Rûdaw: Güvenlik Konseyi üyelerinin ya da siz Mozambik temsilcisi olarak Kürt meselesinden haberdar olduğunuzu söyleyebilir miyiz? Bunun büyük bir uluslararası sorun olduğunu düşünüyor musunuz?
Pedro Afonso: Kürt meselesine ilişkin bilgilerimizin net ve tam olmadığını itiraf etmeliyim. Bu röportajdan sonra konuyu inceleyeceğime, konu hakkındaki bilgimi geliştirmek ve hükümetime tavsiyelerde bulunmak için daha fazla okuyacağıma söz verebilirim.
Rûdaw: Hazırlanan haber raporlarına göre Mozambik'te insani bir durum var.

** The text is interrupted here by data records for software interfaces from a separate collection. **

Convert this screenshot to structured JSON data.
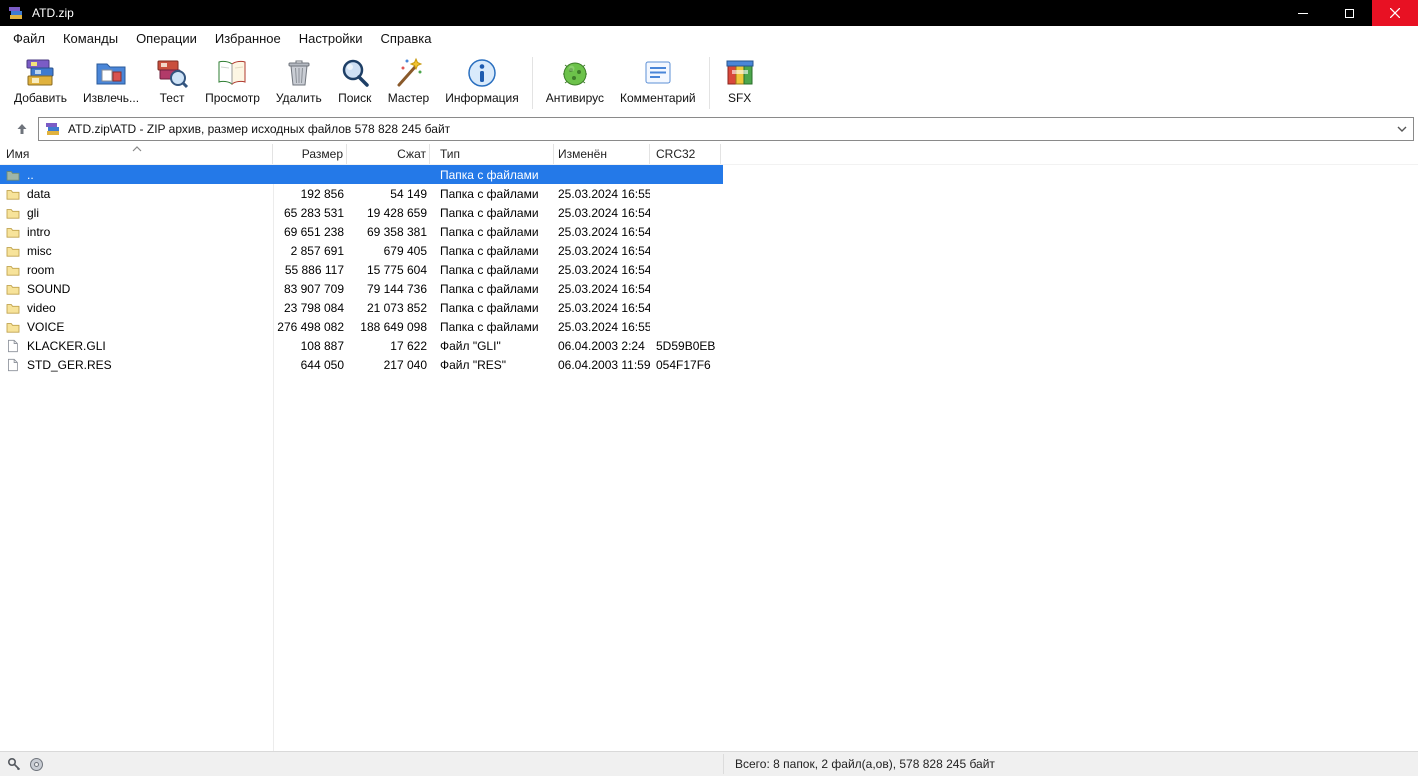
{
  "window": {
    "title": "ATD.zip"
  },
  "menu": [
    "Файл",
    "Команды",
    "Операции",
    "Избранное",
    "Настройки",
    "Справка"
  ],
  "toolbar": {
    "items": [
      {
        "label": "Добавить",
        "icon": "add-archive-icon"
      },
      {
        "label": "Извлечь...",
        "icon": "extract-icon"
      },
      {
        "label": "Тест",
        "icon": "test-icon"
      },
      {
        "label": "Просмотр",
        "icon": "view-icon"
      },
      {
        "label": "Удалить",
        "icon": "delete-icon"
      },
      {
        "label": "Поиск",
        "icon": "search-icon"
      },
      {
        "label": "Мастер",
        "icon": "wizard-icon"
      },
      {
        "label": "Информация",
        "icon": "info-icon"
      },
      {
        "label": "Антивирус",
        "icon": "antivirus-icon"
      },
      {
        "label": "Комментарий",
        "icon": "comment-icon"
      },
      {
        "label": "SFX",
        "icon": "sfx-icon"
      }
    ]
  },
  "addressbar": {
    "path": "ATD.zip\\ATD - ZIP архив, размер исходных файлов 578 828 245 байт"
  },
  "table": {
    "columns": [
      "Имя",
      "Размер",
      "Сжат",
      "Тип",
      "Изменён",
      "CRC32"
    ],
    "rows": [
      {
        "kind": "up",
        "selected": true,
        "name": "..",
        "size": "",
        "packed": "",
        "type": "Папка с файлами",
        "modified": "",
        "crc": ""
      },
      {
        "kind": "folder",
        "selected": false,
        "name": "data",
        "size": "192 856",
        "packed": "54 149",
        "type": "Папка с файлами",
        "modified": "25.03.2024 16:55",
        "crc": ""
      },
      {
        "kind": "folder",
        "selected": false,
        "name": "gli",
        "size": "65 283 531",
        "packed": "19 428 659",
        "type": "Папка с файлами",
        "modified": "25.03.2024 16:54",
        "crc": ""
      },
      {
        "kind": "folder",
        "selected": false,
        "name": "intro",
        "size": "69 651 238",
        "packed": "69 358 381",
        "type": "Папка с файлами",
        "modified": "25.03.2024 16:54",
        "crc": ""
      },
      {
        "kind": "folder",
        "selected": false,
        "name": "misc",
        "size": "2 857 691",
        "packed": "679 405",
        "type": "Папка с файлами",
        "modified": "25.03.2024 16:54",
        "crc": ""
      },
      {
        "kind": "folder",
        "selected": false,
        "name": "room",
        "size": "55 886 117",
        "packed": "15 775 604",
        "type": "Папка с файлами",
        "modified": "25.03.2024 16:54",
        "crc": ""
      },
      {
        "kind": "folder",
        "selected": false,
        "name": "SOUND",
        "size": "83 907 709",
        "packed": "79 144 736",
        "type": "Папка с файлами",
        "modified": "25.03.2024 16:54",
        "crc": ""
      },
      {
        "kind": "folder",
        "selected": false,
        "name": "video",
        "size": "23 798 084",
        "packed": "21 073 852",
        "type": "Папка с файлами",
        "modified": "25.03.2024 16:54",
        "crc": ""
      },
      {
        "kind": "folder",
        "selected": false,
        "name": "VOICE",
        "size": "276 498 082",
        "packed": "188 649 098",
        "type": "Папка с файлами",
        "modified": "25.03.2024 16:55",
        "crc": ""
      },
      {
        "kind": "file",
        "selected": false,
        "name": "KLACKER.GLI",
        "size": "108 887",
        "packed": "17 622",
        "type": "Файл \"GLI\"",
        "modified": "06.04.2003 2:24",
        "crc": "5D59B0EB"
      },
      {
        "kind": "file",
        "selected": false,
        "name": "STD_GER.RES",
        "size": "644 050",
        "packed": "217 040",
        "type": "Файл \"RES\"",
        "modified": "06.04.2003 11:59",
        "crc": "054F17F6"
      }
    ]
  },
  "statusbar": {
    "total": "Всего: 8 папок, 2 файл(а,ов), 578 828 245 байт"
  },
  "colors": {
    "titlebar": "#000000",
    "close_button": "#e81123",
    "selection": "#2479e8",
    "statusbar_bg": "#f0f0f0"
  }
}
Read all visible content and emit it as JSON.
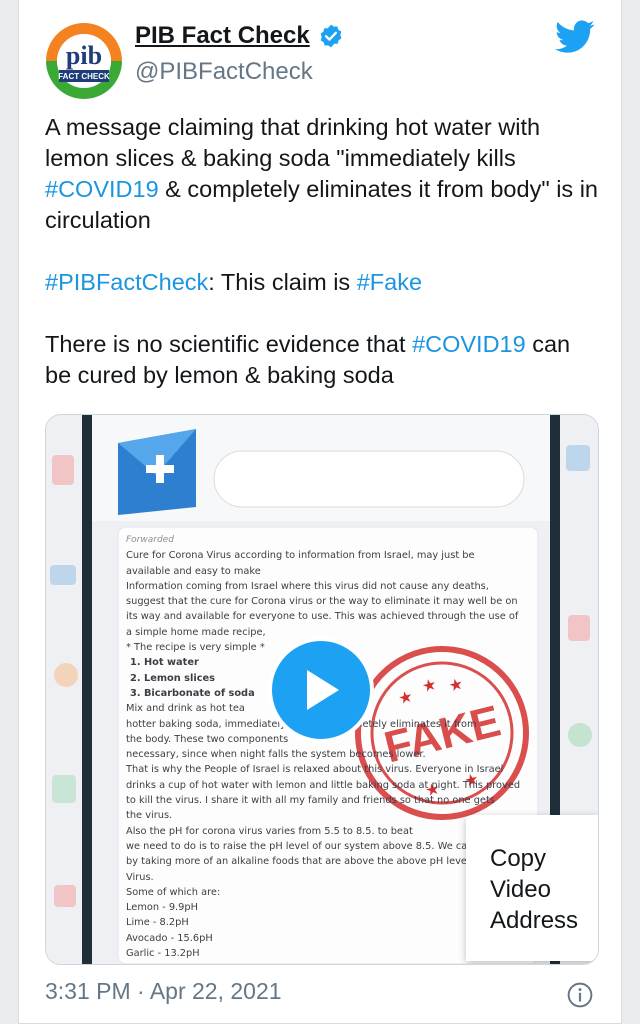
{
  "author": {
    "display_name": "PIB Fact Check",
    "handle": "@PIBFactCheck",
    "avatar_text_top": "pib",
    "avatar_text_bottom": "FACT CHECK"
  },
  "tweet": {
    "p1_a": "A message claiming that drinking hot water with lemon slices & baking soda \"immediately kills ",
    "p1_tag": "#COVID19",
    "p1_b": " & completely eliminates it from body\" is in circulation",
    "p2_tag1": "#PIBFactCheck",
    "p2_mid": ": This claim is ",
    "p2_tag2": "#Fake",
    "p3_a": "There is no scientific evidence that ",
    "p3_tag": "#COVID19",
    "p3_b": " can be cured by lemon & baking soda"
  },
  "media": {
    "doc_lines": [
      "Forwarded",
      "Cure for Corona Virus according to information from Israel, may just be",
      "available and easy to make",
      "Information coming from Israel where this virus did not cause any deaths,",
      "suggest that the cure for Corona virus or the way to eliminate it may well be on",
      "its way and available for everyone to use. This was achieved through the use of",
      "a simple home made recipe,",
      "* The recipe is very simple *",
      "1. Hot water",
      "2. Lemon slices",
      "3. Bicarbonate of soda",
      "Mix and drink as hot tea",
      "hotter baking soda, immediately kills and completely eliminates it from",
      "the body. These two components",
      "necessary, since when night falls the system becomes lower.",
      "That is why the People of Israel is relaxed about this virus. Everyone in Israel",
      "drinks a cup of hot water with lemon and little baking soda at night. This proved",
      "to kill the virus. I share it with all my family and friends so that no one gets",
      "the virus.",
      "Also the pH for corona virus varies from 5.5 to 8.5. to beat",
      "we need to do is to raise the pH level of our system above 8.5. We can",
      "by taking more of an alkaline foods that are above the above pH level",
      "Virus.",
      "Some of which are:",
      "Lemon - 9.9pH",
      "Lime - 8.2pH",
      "Avocado - 15.6pH",
      "Garlic - 13.2pH"
    ],
    "stamp_text": "FAKE",
    "context_menu": [
      "Copy",
      "Video",
      "Address"
    ]
  },
  "meta": {
    "timestamp": "3:31 PM · Apr 22, 2021"
  },
  "colors": {
    "link": "#1b95e0",
    "play": "#1da1f2",
    "stamp": "#d42f2f"
  }
}
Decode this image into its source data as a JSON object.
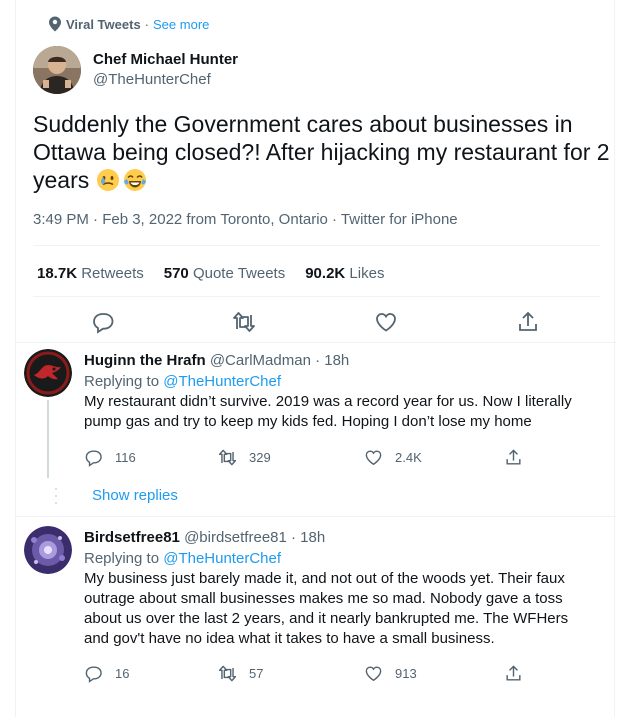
{
  "context": {
    "label": "Viral Tweets",
    "separator": "·",
    "see_more": "See more"
  },
  "tweet": {
    "author_name": "Chef Michael Hunter",
    "author_handle": "@TheHunterChef",
    "text": "Suddenly the Government cares about businesses in Ottawa being closed?! After hijacking my restaurant for 2 years",
    "emojis": [
      "sad-smile-emoji",
      "tears-of-joy-emoji"
    ],
    "timestamp": "3:49 PM · Feb 3, 2022 from Toronto, Ontario · Twitter for iPhone",
    "stats": {
      "retweets_count": "18.7K",
      "retweets_label": "Retweets",
      "quotes_count": "570",
      "quotes_label": "Quote Tweets",
      "likes_count": "90.2K",
      "likes_label": "Likes"
    }
  },
  "replies": [
    {
      "name": "Huginn the Hrafn",
      "handle_time": "@CarlMadman · 18h",
      "replying_prefix": "Replying to",
      "replying_to": "@TheHunterChef",
      "text": "My restaurant didn’t survive. 2019 was a record year for us. Now I literally pump gas and try to keep my kids fed. Hoping I don’t lose my home",
      "reply_count": "116",
      "retweet_count": "329",
      "like_count": "2.4K"
    },
    {
      "name": "Birdsetfree81",
      "handle_time": "@birdsetfree81 · 18h",
      "replying_prefix": "Replying to",
      "replying_to": "@TheHunterChef",
      "text": "My business just barely made it, and not out of the woods yet. Their faux outrage about small businesses makes me so mad. Nobody gave a toss about us over the last 2 years, and it nearly bankrupted me. The WFHers and gov't have no idea what it takes to have a small business.",
      "reply_count": "16",
      "retweet_count": "57",
      "like_count": "913"
    }
  ],
  "show_replies": "Show replies",
  "icons": {
    "reply": "reply-icon",
    "retweet": "retweet-icon",
    "like": "heart-icon",
    "share": "share-icon",
    "pin": "location-pin-icon"
  },
  "colors": {
    "accent": "#1d9bf0",
    "secondary": "#536471",
    "primary": "#0f1419",
    "divider": "#eff3f4"
  }
}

Orada durumlar nasıl ve insani yardımlar ne durumda?
Pedro Afonso: Evet, çok ciddi bir insani durumla karşı karşıyayız. Mozambik'teki temel neden terörizmdir. Terörizm içeriden yaratılmadı, yurt dışından, Demokratik Kongo Cumhuriyeti'nden ve Somali'den ithal edildi. Afrika'da terörün yayıldığını görüyoruz, bu yüzden terörün Afrikalaştırılmasını tartışıyoruz. Ortadoğu ve Libya'daki gerginlikler terörün Afrika'da yuvalanmasının yolunu açtı. Mozambik'te terörizmin yayılması, teröristlerin köylere ve küçük kasabalara saldırması ve normal yaşamı bozması nedeniyle çok sayıda insanı yerinden etti. İnsani durumun zor olmasının nedeni budur. Terörün yayılmasını önlemek için birçok adım attık ve bunu da başardık. Ancak terörü tamamen kontrol altına almamız mümkün gözükmüyor. Öte yandan gerek insani gerekse terörle mücadeledeki ihtiyaçlarımıza yönelik uluslararası toplumdan da oldukça fazla destek geldiğini ifade etmek isterim.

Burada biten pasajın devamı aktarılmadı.